INQUISITOR Playtest Review by Sean Broughton-Wright on 14/08/01
Style: 4 (Classy and well done)
Substance: 2 (Sparse)
Flashy miniatures and gothic in mood. But a game that aims at both the RPG and War Game markets and misses.
Author: Gav Thorpe
Company/Publisher: Games Workshop
Page count: 191
Year published: 2001
Comp copy?: no
Playtest Review by Sean Broughton-Wright on 14/08/01
Genre tags: Science Fiction Far Future
I'll begin my stating my bias in relation to gaming. I prefer games to be reasonably quick (2 hours for war games 2-3 for role-playing) and the rules to be of moderate complexity. Overly complex rules slow the game down and destroy the realism they set out to achieve.

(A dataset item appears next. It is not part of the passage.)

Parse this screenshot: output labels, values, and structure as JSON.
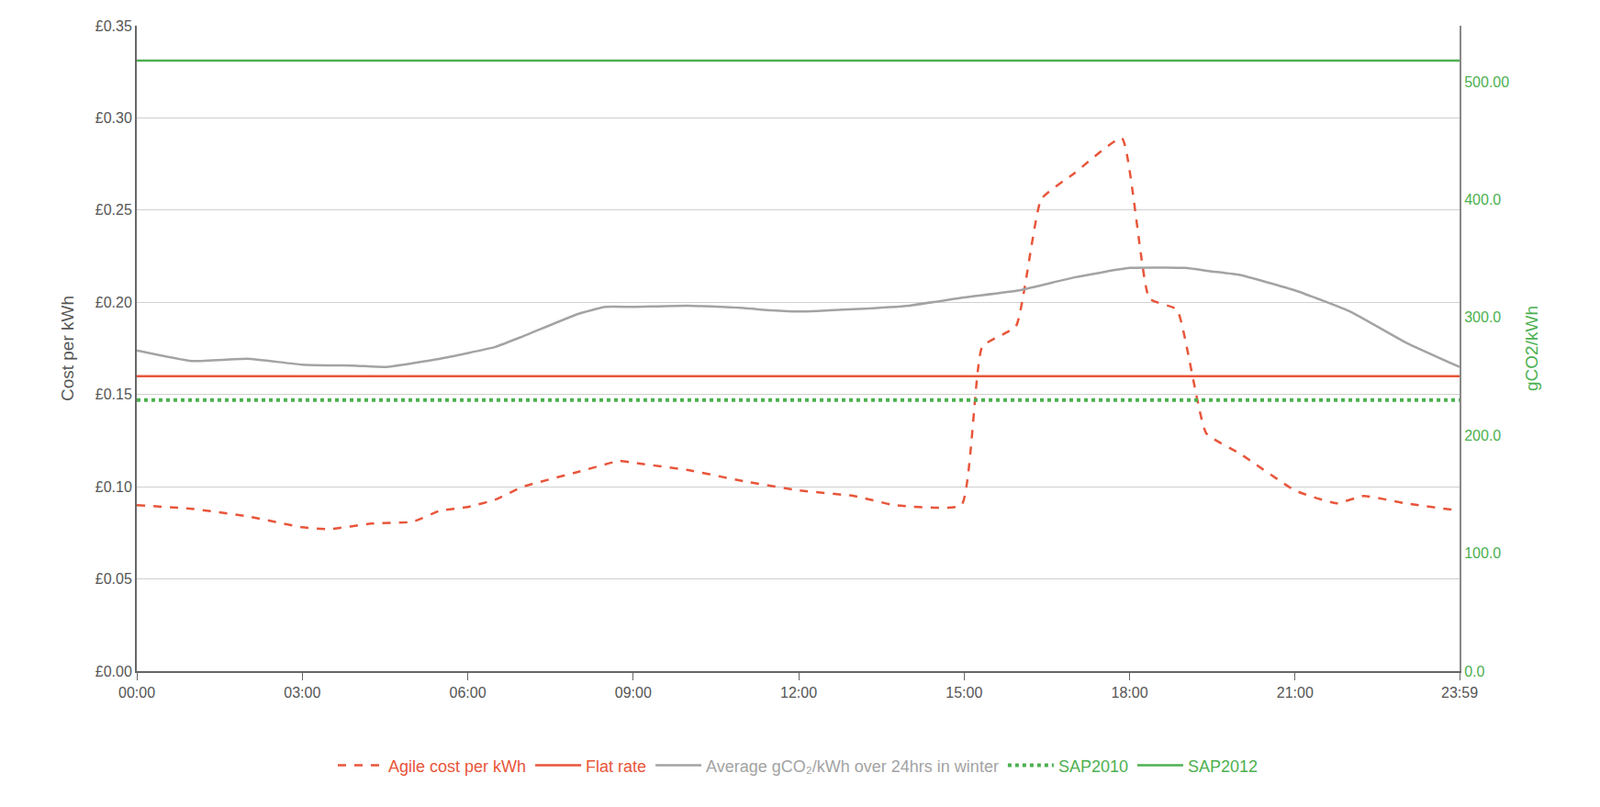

Long laborious games kill: tension, excitement and fun.
That being said on to Inquisitor - the narrative skirmish game.
I am of the belief that Games Workshop (GW) form a good industry standard for quality of miniatures. With this new range of 54mm miniatures I can't help but notice the range of quality form the usual excellence displayed in such figures as Artemis to the rushed look of some others like Slick Devlan. Overall the miniatures are good, I think you just have to be picky.
The artwork is Gothic, the mood dark and oppressive, all the good stuff that you'd expect of a Games Workshop product set in the 40K Universe. The photography is also of excellent quality, highlighting the painting talents of a diverse range of artists (although I did feel the quality of the actual paint jobs had slipped). The artwork is used appropriately though out the book and feels balanced.
The word craft of author Gav Thorpe is standard, no literary genius but competent enough to get across the idea. Strangely enough the binding has held together after a number of games (uncommon for Games workshop rulebooks).
The rules are a clear step away from the usual GW fare. By comparison to 40k these are very complex. The onus is squarely on the shoulders of the GM there are no guidelines built into the system to develop/create balanced characters. It is a munchkins paradise.
It is promoted as a Narrative War game and uses terminology borrowed from the standard RPG lexicon. If you are thinking of buying this so you can play a role-playing game set in the 40K universe then forget it. The role playing elements contained within in the book is so sparse as to be almost non existent. It feels like it was tacked on to enable the company to market to a section of the RPG community. So as an RPG it fails.
As a skirmish level war game it is far to complex to simulate the realism it strives for. No play sheets were included so time much is lost when leafing through the rules, hence destroying they immediacy inherent in "real life". You could just run the game with a skeleton rule set but then you could have also created a home brew game to do the same.
The great strength of the GW game its gearing towards competitive play is understandably missing here. As a war game it isn't very successful either.
>>Playing the Game<<
Games took anywhere between 3 to 6 hours to play. I found myself bogged down in rules searching to the extent that I abandoned most and judged as fairly as I could using the general rule principles. Long turns resulted in the players losing focus. Can't help but feel this would have been better as a first person shooter.
Low. Beyond the release of the miniatures and some supplemental rules and errata in White Dwarf. There seems to be very little support, even when compared to other sideline games like Mordheim.
The production is good and the game is playable. Does it archive its target as a narrative war game? There is precious little that helps in the formation of a narrative, indeed I feel playing Necromunda develops more character. As a war game there are other games I'd rather play. Does it achieve its target of selling more miniatures? Yes at least until the excitement dies down.